No. I began, possibly like many, in formal jobs. In my case, I started with high school teaching for a few years. I migrated to the mining industry as a metallurgist after acquiring a metallurgical engineering diploma. After some six years here I grew disheartened with the way things were done. In fact, at one stage I was almost fired for doing something I believed in (I still do even today).
Finally, I called it quits and went into business in August 2014. Within a short four months, the business collapsed and I lost over ZAR500,000 (just over £25,000 in 2014). As I searched for answers to my business failure, I found myself writing a book in 2015. This was followed by another book in 2016 and a third one in 2018.
But I struggled to make ends meet with the books. So, between 2017 and 2018, I returned to teaching, but this time at a private school in Uthongathi (Tongaat, in Kwazulu Natal).
It only dawned on me late in 2019 that there were people and companies out there who needed writers to produce content for them. And I was available to offer such a service. I’ve since done a few projects for the likes of Quill and a few others. Now, I primarily do freelance writing work, a very challenging but exciting endeavour.
What does your average working week look like?
I’m in a good space because I do different kinds of content creation. I write both short form, like product descriptions or answers to FAQs, and long form content such as ebooks. I try to work on both kinds of content every week to keep my energy levels high.
When I have projects, I write mostly in the mornings and do research in the afternoon and evening. Sometimes I write in the evenings if my deadlines are tight. If there are no projects, I spend more time reading on a subject of interest and taking plenty of notes.
What's the most challenging part of the writing process?
As you know, content creation involves research, writing, proofreading and editing. I find the writing part the easiest to do. The most challenging, but interesting part, has to be doing research. If you’re interested or curious about the subject you are to write about, researching can be enriching indeed. In fact, it is this research that makes the writing part easy to do. Editing can also be really challenging. It’s not that easy to throw away the writing hat and slip on the editing one. And you tend to be extremely lenient with yourself. This can lead to the production of bad content.
"It’s not that easy to throw away the writing hat and slip on the editing one. And you tend to be extremely lenient with yourself. "
What's the best piece of advice you've ever received?
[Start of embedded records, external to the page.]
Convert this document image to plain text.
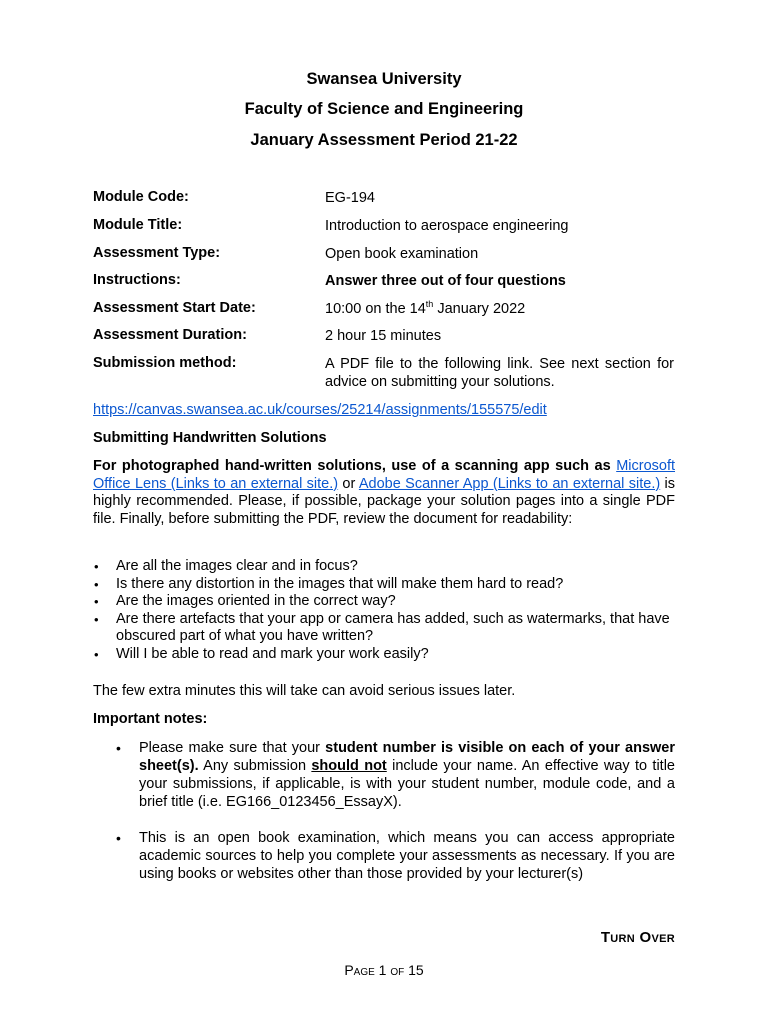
Swansea University
Faculty of Science and Engineering
January Assessment Period 21-22
Module Code:	EG-194
Module Title:	Introduction to aerospace engineering
Assessment Type:	Open book examination
Instructions:	Answer three out of four questions
Assessment Start Date:	10:00 on the 14th January 2022
Assessment Duration:	2 hour 15 minutes
Submission method:	A PDF file to the following link. See next section for advice on submitting your solutions.
https://canvas.swansea.ac.uk/courses/25214/assignments/155575/edit
Submitting Handwritten Solutions
For photographed hand-written solutions, use of a scanning app such as Microsoft Office Lens (Links to an external site.) or Adobe Scanner App (Links to an external site.) is highly recommended. Please, if possible, package your solution pages into a single PDF file. Finally, before submitting the PDF, review the document for readability:
• Are all the images clear and in focus?
• Is there any distortion in the images that will make them hard to read?
• Are the images oriented in the correct way?
• Are there artefacts that your app or camera has added, such as watermarks, that have obscured part of what you have written?
• Will I be able to read and mark your work easily?
The few extra minutes this will take can avoid serious issues later.
Important notes:
• Please make sure that your student number is visible on each of your answer sheet(s). Any submission should not include your name. An effective way to title your submissions, if applicable, is with your student number, module code, and a brief title (i.e. EG166_0123456_EssayX).
• This is an open book examination, which means you can access appropriate academic sources to help you complete your assessments as necessary. If you are using books or websites other than those provided by your lecturer(s)
Turn Over
Page 1 of 15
Because I read quite a lot, I get some good advice all the time. But looking back, the best one has to be this one by Dr. Hanness Dreyer, “Done is better than perfect.” You see, as an engineering graduate, I have a tendency to get things lined up perfectly before I move into action. The problem with that is, you rarely ever get things to align perfectly. And therefore, you are likely to stay preparing and get nothing done. Nothing done, no results. And this can be frustrating. This leads nicely to what Gary Halbert once said in one of his newsletters. He said, “The best way to get started is to get started.” That’s great isn’t it?
What do you spend your time doing outside of your freelance writing work?
I run a small mathematics and physical science tutoring project for local high school learners. It takes about 10 hours of my time per week. What this does is give me a perspective on the direction the future of our country is heading. The way the youth think and do things is a general indication of what may happen in the future.
One of my interests is reading. I can read one or two different books on subjects I’m curious about. For example, in the last two weeks I’ve been reading Story by Robert McKee and The Writer’s Journey by Christopher Vogler. Incidentally, these books are about writing stories that engage the audience. I also chose one movie to watch so I can identify how the ideas in these books were used in the film. Interestingly, I’m not a movie person, but I enjoyed watching this movie.
How do you stay focused when you have more than one project on the go?
The key for me is knowing the deadlines for each project. That allows me to pace myself accordingly. Working on different projects can help with ideas for both projects. While writing about product descriptions, I may get an idea of how to add punch to the FAQ project.
Most importantly, I take breaks in between my projects or writing process. My body tells me when I need a break. I have no specific time to recharge when I write. It can happen after 30 minutes or an hour or even two hours. I also find drinking lots of water helps me stay focused. Sometimes I take a quiet one or two kilometer walk.